I’m not saying people are lazy. There are many different reasons why someone may struggle, including this young man. Maybe part of it was my willingness to take on too much. Some people will let you do all the work if you’re willing, and they’ll say thank you, but they won’t latch onto that work ethic themselves. Sometimes, people need the pain of struggle to motivate them. Some never get it, and that’s a tough reality to accept.
I don’t know where you’re at today. I’d like to think we’re motivating you, giving you good leadership and examples of what to do and why to do it. Core values matter, and knowing that nothing less will do is an important quality in life. But if you’re not willing to climb a little, none of it will help you.
If you’re dealing with someone right now—maybe a loved one, a younger sibling, or a friend—where you’re doing all the work and growing frustrated, sometimes you have to let them fail. Sometimes, you have to stop yourself.
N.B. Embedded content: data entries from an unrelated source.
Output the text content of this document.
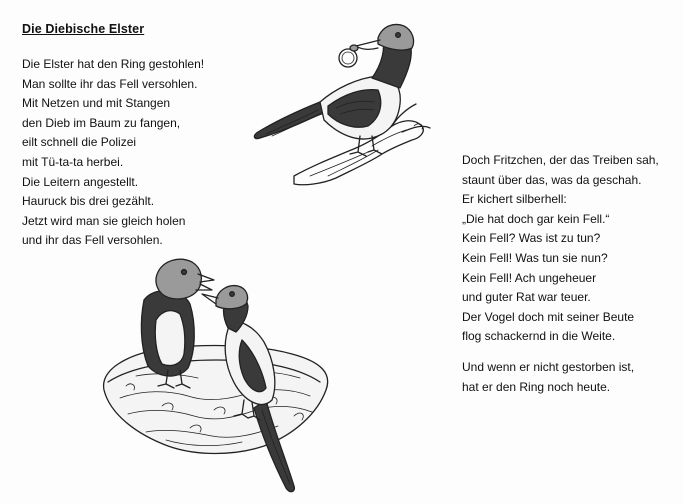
Die Diebische Elster
Die Elster hat den Ring gestohlen!
Man sollte ihr das Fell versohlen.
Mit Netzen und mit Stangen
den Dieb im Baum zu fangen,
eilt schnell die Polizei
mit Tü-ta-ta herbei.
Die Leitern angestellt.
Hauruck bis drei gezählt.
Jetzt wird man sie gleich holen
und ihr das Fell versohlen.
Doch Fritzchen, der das Treiben sah,
staunt über das, was da geschah.
Er kichert silberhell:
„Die hat doch gar kein Fell.“
Kein Fell? Was ist zu tun?
Kein Fell! Was tun sie nun?
Kein Fell! Ach ungeheuer
und guter Rat war teuer.
Der Vogel doch mit seiner Beute
flog schackernd in die Weite.
Und wenn er nicht gestorben ist,
hat er den Ring noch heute.
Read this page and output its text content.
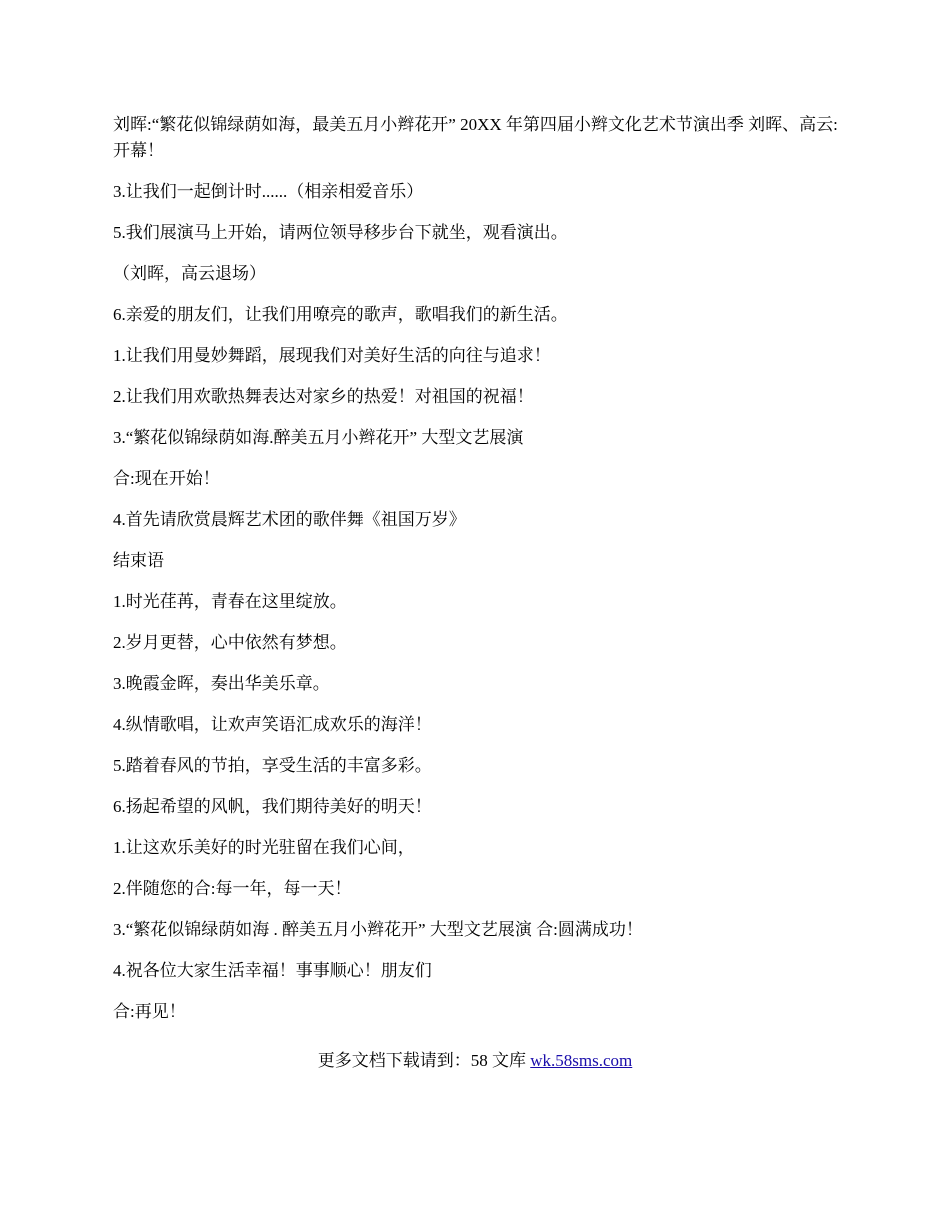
刘晖:“繁花似锦绿荫如海，最美五月小辫花开” 20XX 年第四届小辫文化艺术节演出季 刘晖、高云:开幕！

3.让我们一起倒计时......（相亲相爱音乐）

5.我们展演马上开始，请两位领导移步台下就坐，观看演出。

（刘晖，高云退场）

6.亲爱的朋友们，让我们用嘹亮的歌声，歌唱我们的新生活。

1.让我们用曼妙舞蹈，展现我们对美好生活的向往与追求！

2.让我们用欢歌热舞表达对家乡的热爱！对祖国的祝福！

3.“繁花似锦绿荫如海.醉美五月小辫花开” 大型文艺展演

合:现在开始！

4.首先请欣赏晨辉艺术团的歌伴舞《祖国万岁》

结束语

1.时光荏苒，青春在这里绽放。

2.岁月更替，心中依然有梦想。

3.晚霞金晖，奏出华美乐章。

4.纵情歌唱，让欢声笑语汇成欢乐的海洋！

5.踏着春风的节拍，享受生活的丰富多彩。

6.扬起希望的风帆，我们期待美好的明天！

1.让这欢乐美好的时光驻留在我们心间，

2.伴随您的合:每一年，每一天！

3.“繁花似锦绿荫如海 . 醉美五月小辫花开” 大型文艺展演 合:圆满成功！

4.祝各位大家生活幸福！事事顺心！朋友们

合:再见！

更多文档下载请到：58 文库 wk.58sms.com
Carrying someone else up a ladder gets really heavy. Instead, just start climbing yourself. Maybe your success will draw them in, and they’ll start to take notice. You can love, support, and encourage, but you can’t do it all for them. They have to start climbing themselves.
I don’t know if I’m speaking truth to anyone right now, but if you’ve experienced this, maybe you’ve learned faster than I did. I’ve made this mistake a few times, even here at Northwest Enforcement, where I wanted it more than the other team member. I sacrificed so much, did extra work for an individual who wasn’t willing to climb, and in the end, they’re no longer here. But I got the wrinkles, the bad back, the sore muscles—because they weren’t willing to climb. That’s just a fact of life.
As you go through the rest of this week and this year, if you’re pushing someone up a hill, pushing them up the ladder, and they’re not willing to climb, you may need to reevaluate your position in that relationship. You don’t want to do all the heavy lifting and end up hurting yourself emotionally, physically, or spiritually. Recognize those things.
I hope this wasn’t too deep for you. It’s just something that resonated with me when I read it. It brought back a lot of memories and tough lessons I’ve had to learn. I can’t push someone else up a ladder if they’re not willing to climb.
God bless you all. Have a wonderful week. Remember—let’s be valuable. Nothing less will do.